和歌山県は全国平均と比べがんの死亡割合が高いとの統計があり、御坊市は25年度に過去20年間の病気別死亡割合を調査。その結果、いずれのがんも全国水準を大きく上回っており、中でも男性は肺がん、女性は胃がんの死亡割合が高いことが分かった。死亡率を下げるためには検診を受診して早期発見、早期治療が必要不可欠で、検診受診率が20%にも満たない胃、肺、大腸がんに絞って無料化することにした。いずれも50歳を超えると発症率が高まるとされており、対象年齢は50歳から65歳まで5歳刻みの4階層で、対象人数は約800人になる見込み。

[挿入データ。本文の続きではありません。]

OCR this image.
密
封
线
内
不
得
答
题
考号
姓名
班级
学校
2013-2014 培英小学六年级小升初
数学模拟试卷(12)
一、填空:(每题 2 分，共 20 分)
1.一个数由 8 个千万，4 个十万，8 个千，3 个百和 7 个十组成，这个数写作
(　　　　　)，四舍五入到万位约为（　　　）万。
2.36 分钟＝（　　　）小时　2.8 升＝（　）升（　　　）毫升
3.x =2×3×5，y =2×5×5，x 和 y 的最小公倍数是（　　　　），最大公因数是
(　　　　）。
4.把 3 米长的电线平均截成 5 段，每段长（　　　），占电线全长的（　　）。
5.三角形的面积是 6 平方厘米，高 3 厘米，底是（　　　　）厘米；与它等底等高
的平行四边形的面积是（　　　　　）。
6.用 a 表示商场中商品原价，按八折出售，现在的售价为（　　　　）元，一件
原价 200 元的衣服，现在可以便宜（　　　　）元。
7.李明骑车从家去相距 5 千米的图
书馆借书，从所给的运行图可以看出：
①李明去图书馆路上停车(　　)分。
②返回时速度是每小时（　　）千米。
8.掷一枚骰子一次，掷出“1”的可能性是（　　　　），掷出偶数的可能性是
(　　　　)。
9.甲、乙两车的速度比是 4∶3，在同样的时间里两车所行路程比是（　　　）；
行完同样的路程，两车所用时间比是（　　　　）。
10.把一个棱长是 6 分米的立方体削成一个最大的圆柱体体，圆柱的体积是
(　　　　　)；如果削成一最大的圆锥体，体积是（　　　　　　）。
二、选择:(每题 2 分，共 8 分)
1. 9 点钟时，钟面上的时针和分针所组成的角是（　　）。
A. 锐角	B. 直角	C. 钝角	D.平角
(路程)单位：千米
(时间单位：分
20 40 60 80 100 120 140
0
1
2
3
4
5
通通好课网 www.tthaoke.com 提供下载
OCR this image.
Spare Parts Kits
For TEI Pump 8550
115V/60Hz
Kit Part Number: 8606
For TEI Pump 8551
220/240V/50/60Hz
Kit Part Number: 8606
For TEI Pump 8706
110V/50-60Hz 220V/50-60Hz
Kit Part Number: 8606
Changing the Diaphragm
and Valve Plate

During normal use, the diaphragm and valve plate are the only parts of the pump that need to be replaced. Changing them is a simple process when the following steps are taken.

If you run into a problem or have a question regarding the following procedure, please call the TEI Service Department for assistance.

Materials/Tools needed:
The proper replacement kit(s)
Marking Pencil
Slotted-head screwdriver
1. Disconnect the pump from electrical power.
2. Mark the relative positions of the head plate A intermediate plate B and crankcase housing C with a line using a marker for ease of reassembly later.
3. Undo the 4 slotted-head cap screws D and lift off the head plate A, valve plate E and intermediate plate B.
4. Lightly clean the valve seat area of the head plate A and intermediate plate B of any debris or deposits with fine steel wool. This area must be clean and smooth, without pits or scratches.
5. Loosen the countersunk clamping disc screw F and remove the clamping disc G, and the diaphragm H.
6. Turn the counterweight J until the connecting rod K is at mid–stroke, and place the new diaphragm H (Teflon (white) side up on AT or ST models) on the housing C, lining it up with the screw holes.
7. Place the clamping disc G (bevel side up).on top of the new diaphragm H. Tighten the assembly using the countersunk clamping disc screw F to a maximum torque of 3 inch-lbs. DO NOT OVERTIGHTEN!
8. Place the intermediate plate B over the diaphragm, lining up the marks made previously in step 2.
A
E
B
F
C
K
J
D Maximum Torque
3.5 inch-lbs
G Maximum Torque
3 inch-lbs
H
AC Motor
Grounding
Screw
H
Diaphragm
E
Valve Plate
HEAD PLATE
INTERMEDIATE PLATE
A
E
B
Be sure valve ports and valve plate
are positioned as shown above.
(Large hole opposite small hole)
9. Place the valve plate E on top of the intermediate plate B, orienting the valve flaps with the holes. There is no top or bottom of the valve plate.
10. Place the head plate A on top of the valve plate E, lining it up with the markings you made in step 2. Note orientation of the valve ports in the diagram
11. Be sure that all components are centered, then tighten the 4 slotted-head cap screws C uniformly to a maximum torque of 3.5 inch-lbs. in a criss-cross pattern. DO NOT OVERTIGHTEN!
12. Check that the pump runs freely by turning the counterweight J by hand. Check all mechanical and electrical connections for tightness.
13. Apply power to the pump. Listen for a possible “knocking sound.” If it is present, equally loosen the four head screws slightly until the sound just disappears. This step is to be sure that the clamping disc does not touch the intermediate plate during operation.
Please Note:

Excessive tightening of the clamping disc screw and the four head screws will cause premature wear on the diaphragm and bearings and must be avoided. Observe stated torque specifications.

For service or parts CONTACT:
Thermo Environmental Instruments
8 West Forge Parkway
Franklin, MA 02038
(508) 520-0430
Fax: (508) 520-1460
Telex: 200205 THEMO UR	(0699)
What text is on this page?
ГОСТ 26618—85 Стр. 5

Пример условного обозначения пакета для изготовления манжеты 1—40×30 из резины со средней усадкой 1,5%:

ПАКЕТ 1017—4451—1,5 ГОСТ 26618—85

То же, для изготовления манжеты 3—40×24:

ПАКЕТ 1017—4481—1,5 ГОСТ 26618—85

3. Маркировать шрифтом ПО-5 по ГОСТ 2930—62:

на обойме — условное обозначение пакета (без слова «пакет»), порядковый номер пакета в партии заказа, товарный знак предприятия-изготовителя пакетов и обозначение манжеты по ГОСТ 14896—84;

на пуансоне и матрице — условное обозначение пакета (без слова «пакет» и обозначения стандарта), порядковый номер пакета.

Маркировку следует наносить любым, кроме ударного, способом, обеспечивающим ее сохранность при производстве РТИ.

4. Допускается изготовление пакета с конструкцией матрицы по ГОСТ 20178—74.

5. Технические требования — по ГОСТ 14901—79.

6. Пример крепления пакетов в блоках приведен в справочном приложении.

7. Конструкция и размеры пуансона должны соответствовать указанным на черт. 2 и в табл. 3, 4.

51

市が実施している集団検診(バス)での料金は胃がん500円、肺がんと大腸がんは100円、施設で直接受診する個別検診は胃1600円、肺500円、大腸400円かかるが、対象年齢の人はすべて無料となる。乳がん検診は40、45、50、55、60歳、子宮がん検診は20、25、30、35、40歳を対象にすでに無料化を行っており、28年度も継続する。
同無料化は、「節目年齢検診無料化事業」として4日開会の当初議会に関連予算200万円を計上している。同事業はまち、ひと、しごと総合戦略に盛り込んでおり、死亡率低下で人口減対策につなげていく。市健康福祉課では「無料対象年齢は働き盛りの人が大半になります。がんは早期発見・治療で完治できますので、仕事で忙しい中でも健康について考える機会にしてもらいたい」と話している。